The Chinese authorities are tightly muzzling critics as they prepare for the ruling Communist Party’s national congress and issuing a slew of security edicts, ranging from a ban on the sale of knives in the capital to admonitions about subversive ping pong balls.
Human rights lawyers, religious activists, and political dissidents are among those exiled from their homes in Beijing or forbidden to speak publicly until the 18th party congress, due to seal a once-in-a-decade leadership change, is over.
“I was forced to leave Beijing with my parents under police supervision on Oct. 25.. I am in Anhui Province,” wrote AIDS activist Hu Jia, normally under house arrest in the capital, on his blog today. He said he would not be allowed to return home until Nov. 20.
The congress will start on Nov. 8 and is expected to last about a week.
“I have just finished talking to the police,” said human rights lawyer Li Fangping, when contacted by a reporter. “It is really inconvenient for me to talk to you,” he added, before hanging up.
Liu Xiaoyuan, lawyer to prominent dissident artist Ai Weiwei, is also among those banned from Beijing for the next two weeks. Currently visiting his home province of Jiangxi on business, he said “the police came to talk to me … and told me not to return to Beijing until the end of the 18th party congress. I think it’s ridiculous.”
The Chinese security forces are always on high alert before major political events, such as significant anniversaries or important party meetings. However, the run-up to the party congress has been marked by signs of unusual nervousness.
Beijing taxi drivers, for example, have been warned that during the congress period they must avoid “areas of political importance,” which presumably means the Great Hall of the People on Tiananmen Square, where the event will be held.
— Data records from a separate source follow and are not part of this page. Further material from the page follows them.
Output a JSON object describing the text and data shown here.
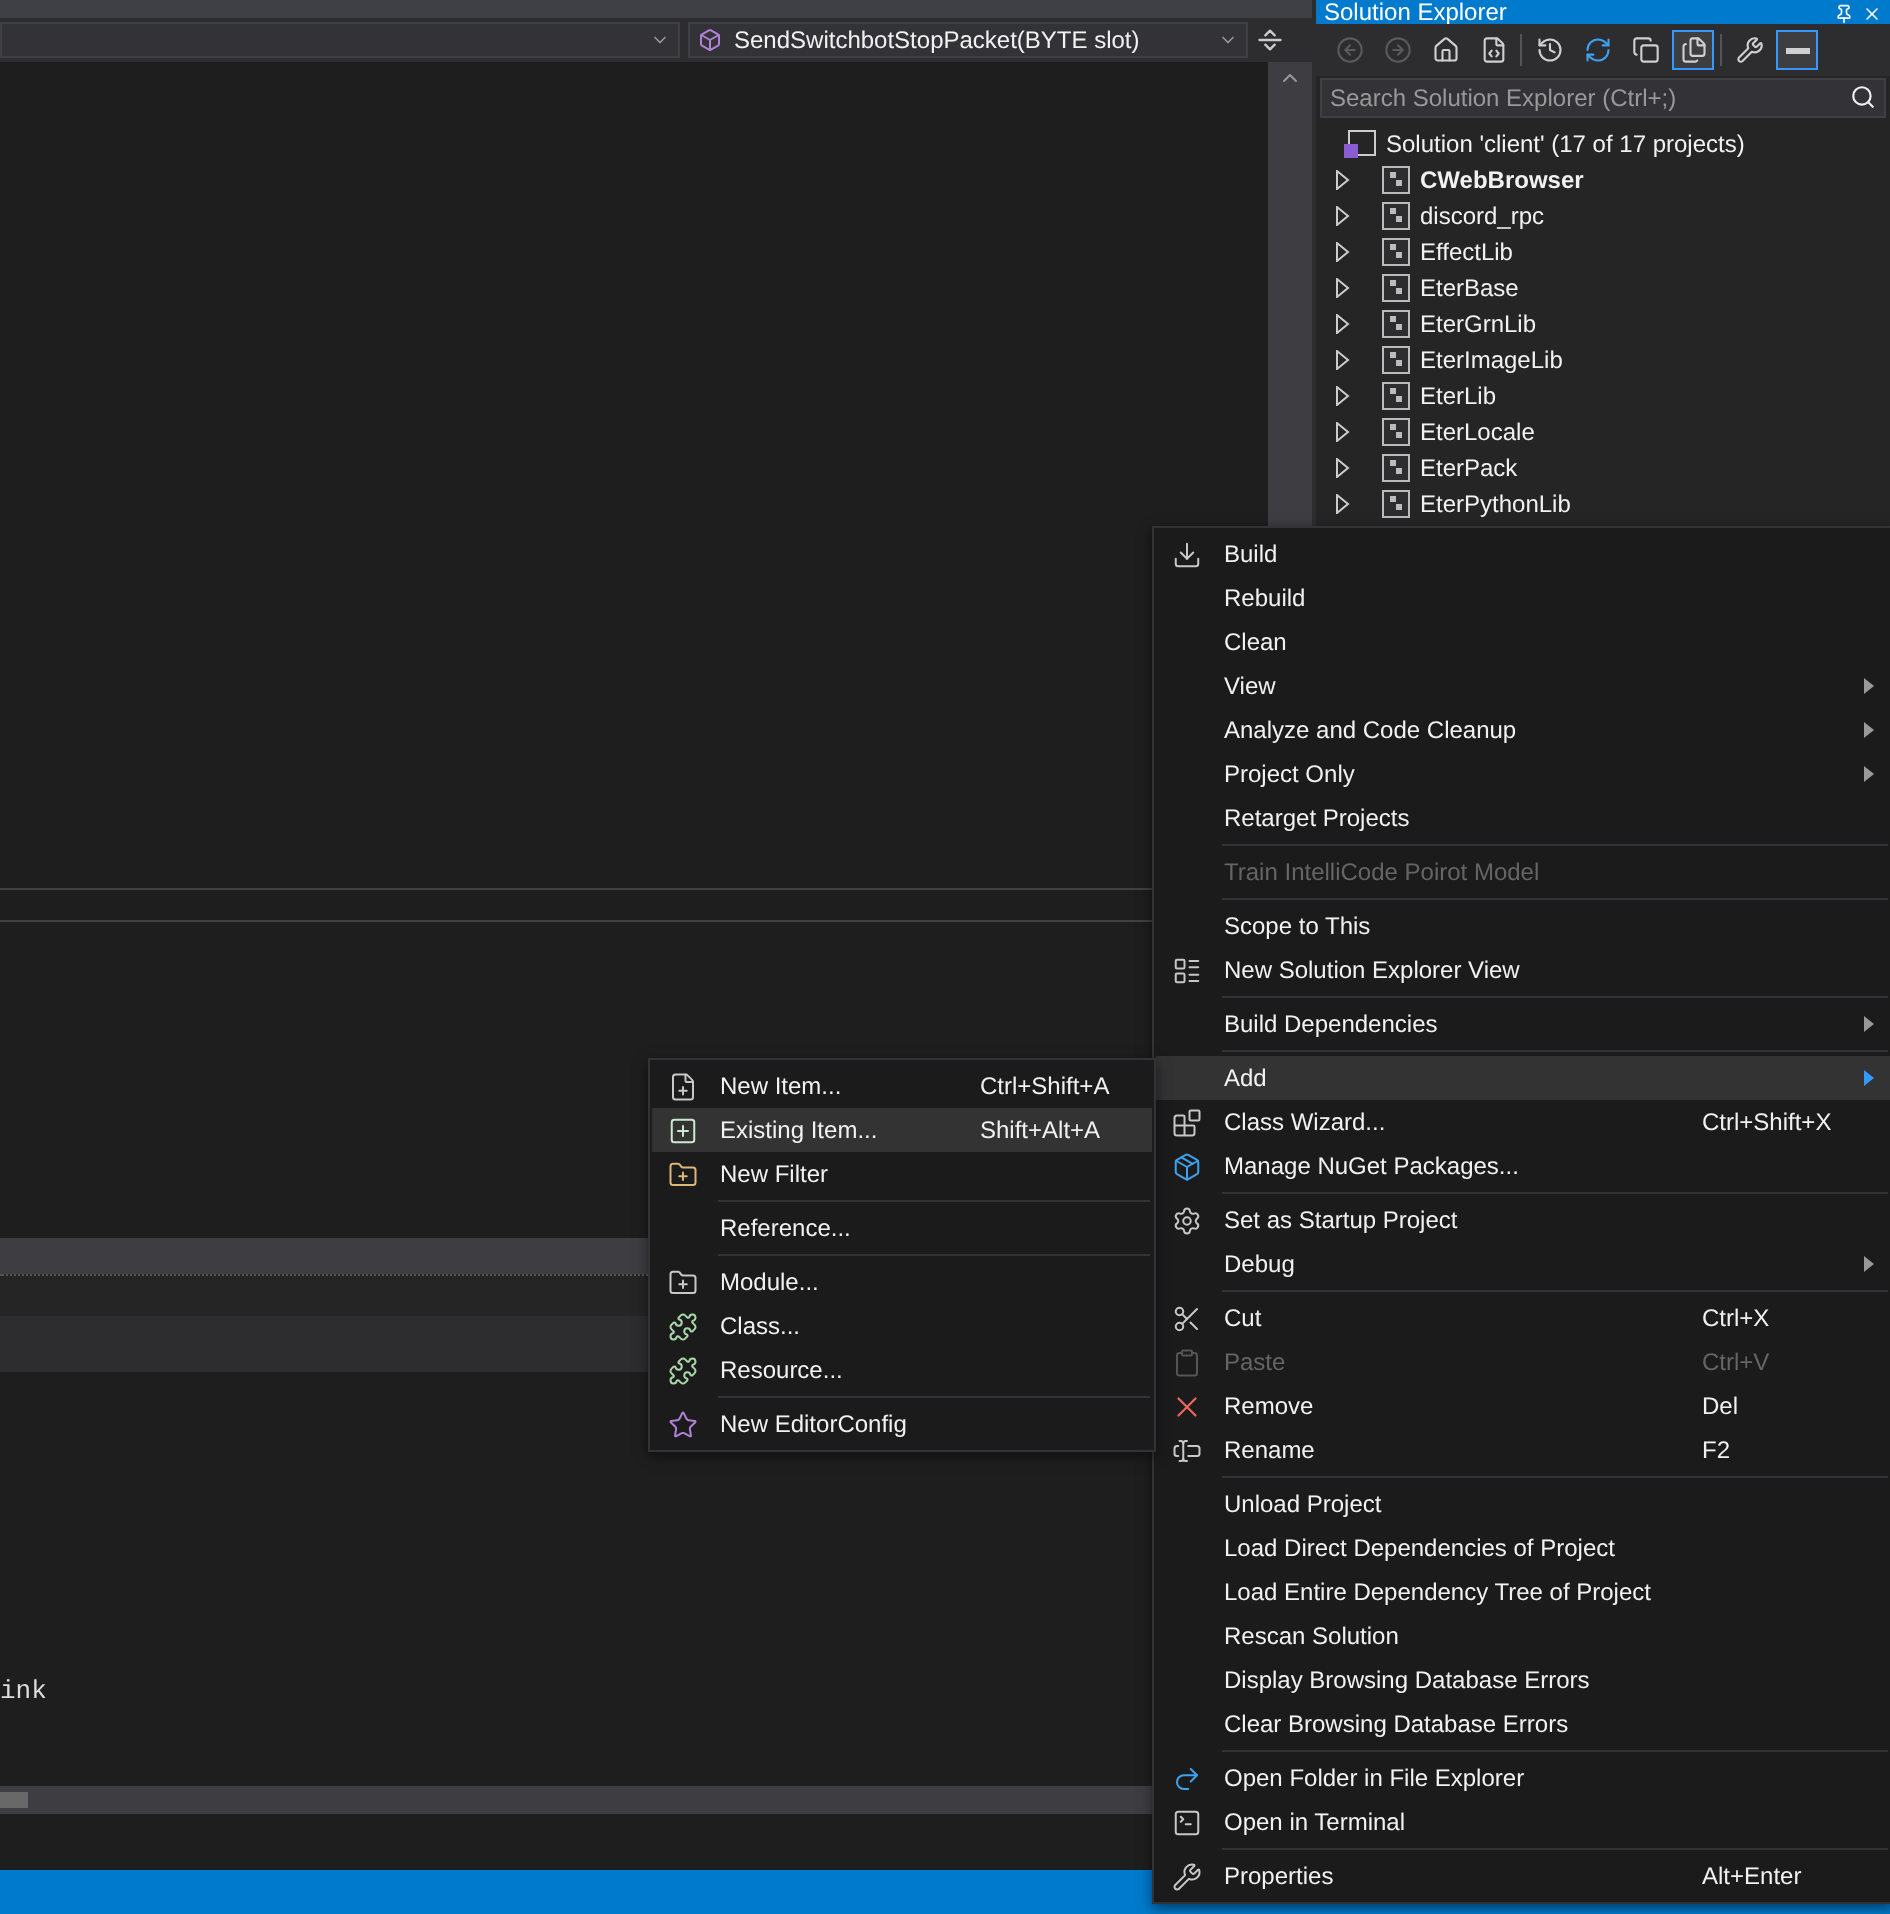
{
  "editor": {
    "navigation_bar": {
      "member": "SendSwitchbotStopPacket(BYTE slot)"
    },
    "output_text": "ink"
  },
  "solution_explorer": {
    "title": "Solution Explorer",
    "toolbar": [
      {
        "disabled": true,
        "pressed": false
      },
      {
        "disabled": true,
        "pressed": false
      },
      {
        "disabled": false,
        "pressed": false
      },
      {
        "disabled": false,
        "pressed": false
      },
      {
        "disabled": false,
        "pressed": false
      },
      {
        "disabled": false,
        "pressed": false
      },
      {
        "disabled": false,
        "pressed": false
      },
      {
        "disabled": false,
        "pressed": true
      },
      {
        "disabled": false,
        "pressed": false
      },
      {
        "disabled": false,
        "pressed": true
      }
    ],
    "search": {
      "placeholder": "Search Solution Explorer (Ctrl+;)"
    },
    "solution": "Solution 'client' (17 of 17 projects)",
    "projects": [
      {
        "name": "CWebBrowser",
        "startup": true
      },
      {
        "name": "discord_rpc",
        "startup": false
      },
      {
        "name": "EffectLib",
        "startup": false
      },
      {
        "name": "EterBase",
        "startup": false
      },
      {
        "name": "EterGrnLib",
        "startup": false
      },
      {
        "name": "EterImageLib",
        "startup": false
      },
      {
        "name": "EterLib",
        "startup": false
      },
      {
        "name": "EterLocale",
        "startup": false
      },
      {
        "name": "EterPack",
        "startup": false
      },
      {
        "name": "EterPythonLib",
        "startup": false
      }
    ]
  },
  "context_menu": {
    "items": [
      {
        "kind": "command",
        "label": "Build",
        "selected": false,
        "disabled": false,
        "submenu": false
      },
      {
        "kind": "command",
        "label": "Rebuild",
        "selected": false,
        "disabled": false,
        "submenu": false
      },
      {
        "kind": "command",
        "label": "Clean",
        "selected": false,
        "disabled": false,
        "submenu": false
      },
      {
        "kind": "command",
        "label": "View",
        "selected": false,
        "disabled": false,
        "submenu": true
      },
      {
        "kind": "command",
        "label": "Analyze and Code Cleanup",
        "selected": false,
        "disabled": false,
        "submenu": true
      },
      {
        "kind": "command",
        "label": "Project Only",
        "selected": false,
        "disabled": false,
        "submenu": true
      },
      {
        "kind": "command",
        "label": "Retarget Projects",
        "selected": false,
        "disabled": false,
        "submenu": false
      },
      {
        "kind": "separator"
      },
      {
        "kind": "command",
        "label": "Train IntelliCode Poirot Model",
        "selected": false,
        "disabled": true,
        "submenu": false
      },
      {
        "kind": "separator"
      },
      {
        "kind": "command",
        "label": "Scope to This",
        "selected": false,
        "disabled": false,
        "submenu": false
      },
      {
        "kind": "command",
        "label": "New Solution Explorer View",
        "selected": false,
        "disabled": false,
        "submenu": false
      },
      {
        "kind": "separator"
      },
      {
        "kind": "command",
        "label": "Build Dependencies",
        "selected": false,
        "disabled": false,
        "submenu": true
      },
      {
        "kind": "separator"
      },
      {
        "kind": "command",
        "label": "Add",
        "selected": true,
        "disabled": false,
        "submenu": true
      },
      {
        "kind": "command",
        "label": "Class Wizard...",
        "shortcut": "Ctrl+Shift+X",
        "selected": false,
        "disabled": false,
        "submenu": false
      },
      {
        "kind": "command",
        "label": "Manage NuGet Packages...",
        "selected": false,
        "disabled": false,
        "submenu": false
      },
      {
        "kind": "separator"
      },
      {
        "kind": "command",
        "label": "Set as Startup Project",
        "selected": false,
        "disabled": false,
        "submenu": false
      },
      {
        "kind": "command",
        "label": "Debug",
        "selected": false,
        "disabled": false,
        "submenu": true
      },
      {
        "kind": "separator"
      },
      {
        "kind": "command",
        "label": "Cut",
        "shortcut": "Ctrl+X",
        "selected": false,
        "disabled": false,
        "submenu": false
      },
      {
        "kind": "command",
        "label": "Paste",
        "shortcut": "Ctrl+V",
        "selected": false,
        "disabled": true,
        "submenu": false
      },
      {
        "kind": "command",
        "label": "Remove",
        "shortcut": "Del",
        "selected": false,
        "disabled": false,
        "submenu": false
      },
      {
        "kind": "command",
        "label": "Rename",
        "shortcut": "F2",
        "selected": false,
        "disabled": false,
        "submenu": false
      },
      {
        "kind": "separator"
      },
      {
        "kind": "command",
        "label": "Unload Project",
        "selected": false,
        "disabled": false,
        "submenu": false
      },
      {
        "kind": "command",
        "label": "Load Direct Dependencies of Project",
        "selected": false,
        "disabled": false,
        "submenu": false
      },
      {
        "kind": "command",
        "label": "Load Entire Dependency Tree of Project",
        "selected": false,
        "disabled": false,
        "submenu": false
      },
      {
        "kind": "command",
        "label": "Rescan Solution",
        "selected": false,
        "disabled": false,
        "submenu": false
      },
      {
        "kind": "command",
        "label": "Display Browsing Database Errors",
        "selected": false,
        "disabled": false,
        "submenu": false
      },
      {
        "kind": "command",
        "label": "Clear Browsing Database Errors",
        "selected": false,
        "disabled": false,
        "submenu": false
      },
      {
        "kind": "separator"
      },
      {
        "kind": "command",
        "label": "Open Folder in File Explorer",
        "selected": false,
        "disabled": false,
        "submenu": false
      },
      {
        "kind": "command",
        "label": "Open in Terminal",
        "selected": false,
        "disabled": false,
        "submenu": false
      },
      {
        "kind": "separator"
      },
      {
        "kind": "command",
        "label": "Properties",
        "shortcut": "Alt+Enter",
        "selected": false,
        "disabled": false,
        "submenu": false
      }
    ]
  },
  "add_submenu": {
    "items": [
      {
        "kind": "command",
        "label": "New Item...",
        "shortcut": "Ctrl+Shift+A",
        "selected": false,
        "disabled": false
      },
      {
        "kind": "command",
        "label": "Existing Item...",
        "shortcut": "Shift+Alt+A",
        "selected": true,
        "disabled": false
      },
      {
        "kind": "command",
        "label": "New Filter",
        "selected": false,
        "disabled": false
      },
      {
        "kind": "separator"
      },
      {
        "kind": "command",
        "label": "Reference...",
        "selected": false,
        "disabled": false
      },
      {
        "kind": "separator"
      },
      {
        "kind": "command",
        "label": "Module...",
        "selected": false,
        "disabled": false
      },
      {
        "kind": "command",
        "label": "Class...",
        "selected": false,
        "disabled": false
      },
      {
        "kind": "command",
        "label": "Resource...",
        "selected": false,
        "disabled": false
      },
      {
        "kind": "separator"
      },
      {
        "kind": "command",
        "label": "New EditorConfig",
        "selected": false,
        "disabled": false
      }
    ]
  }
}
They were also warned, in a memo issued a month ago, to “look for passengers who intend to spread messages by carrying balloons that bear slogans or ping pong balls bearing reactionary messages.”
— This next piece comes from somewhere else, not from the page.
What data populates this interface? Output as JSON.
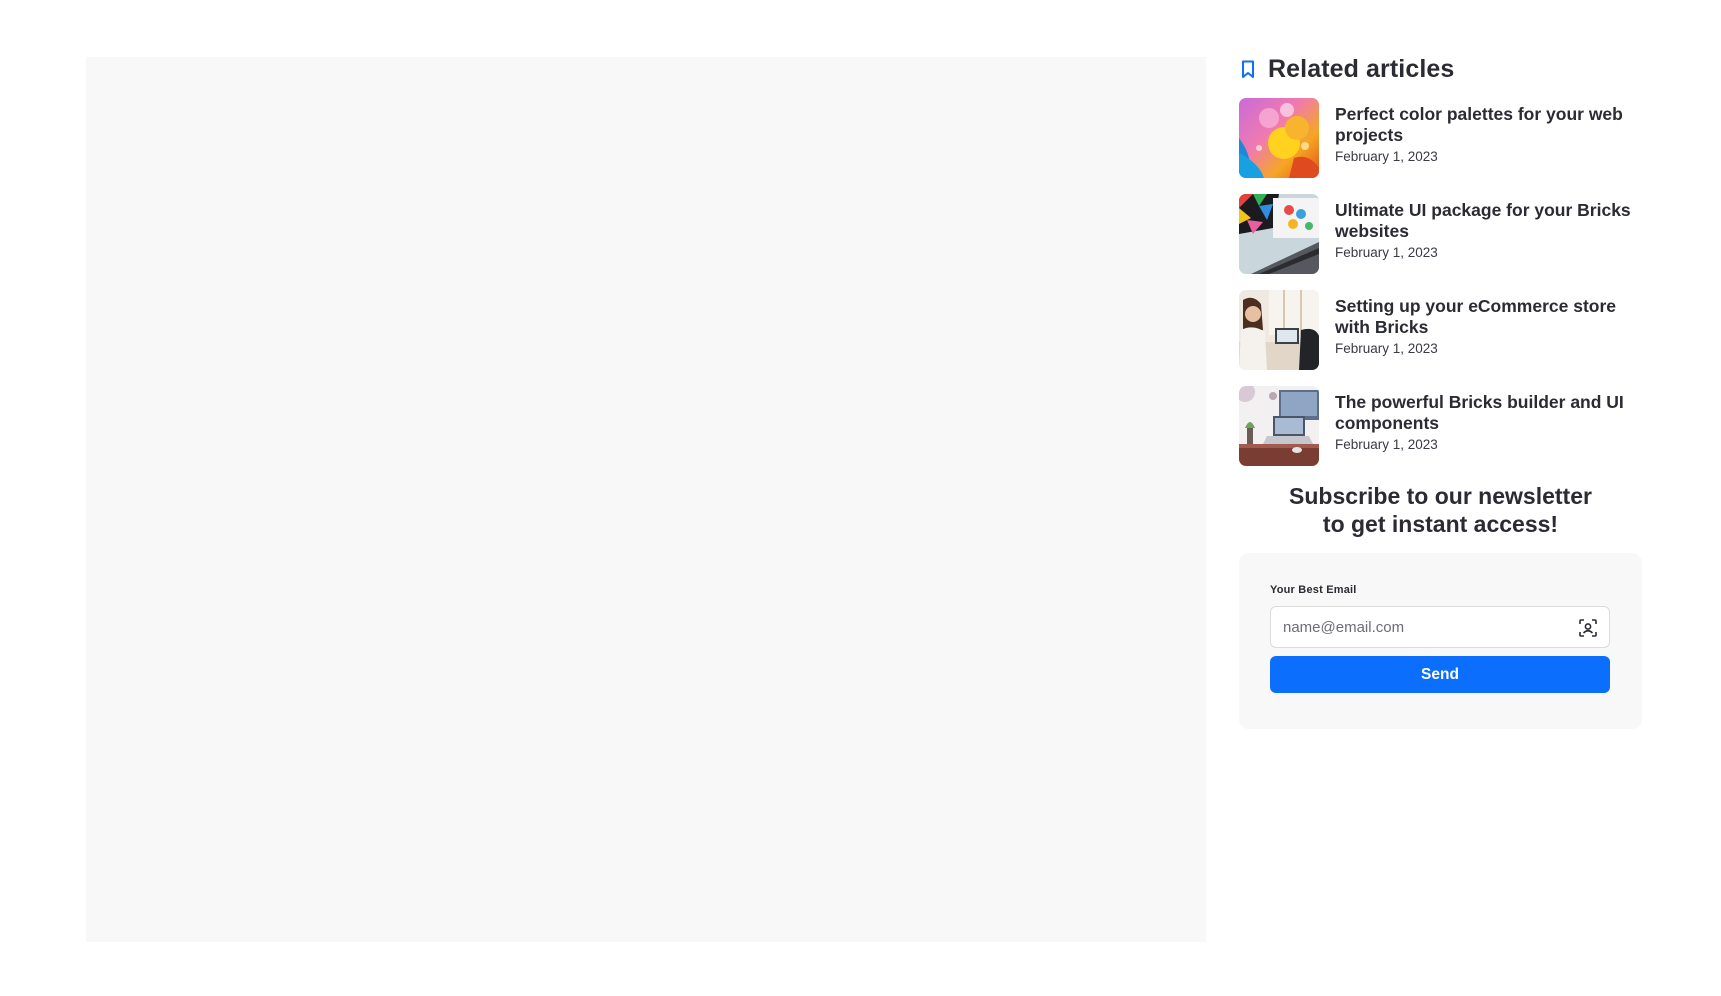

To prevent such passengers from spreading their subversive ideas, drivers were instructed to “seal the windows” of their vehicles “by removing window cranks.”
The extreme measures drew caustic comment from citizens on Sina Weibo, a Twitter-like social media platform. “The logic is that they are so lacking in self-confidence they are scared so they have to take strict precautions,” wrote one blogger who called himself Yanpku.
Even more, establishment figures have complained. Yang Rui, a well- known television presenter, recounted on his blog how he was unable to buy a fruit knife in September because the sale of such potentially dangerous items had been forbidden until the end of the congress.
But perhaps the clearest and oddest sign of the authorities’ nervousness is the recent sharp spike in Weibo comments about the ancient Greek city-state of Sparta.
Not because amateur analysts are drawing any comparisons, but because the Chinese for Sparta – “si ba da” sounds very like the phrase commonly used to refer to the congress “shi ba da” (“the big 18.”) But “shi ba da” is a banned term on the blogosphere, erased by the censors wherever they find it. The upcoming congress will be choosing China’s leaders for the next 10 years, but the country’s citizens are not allowed to talk about it.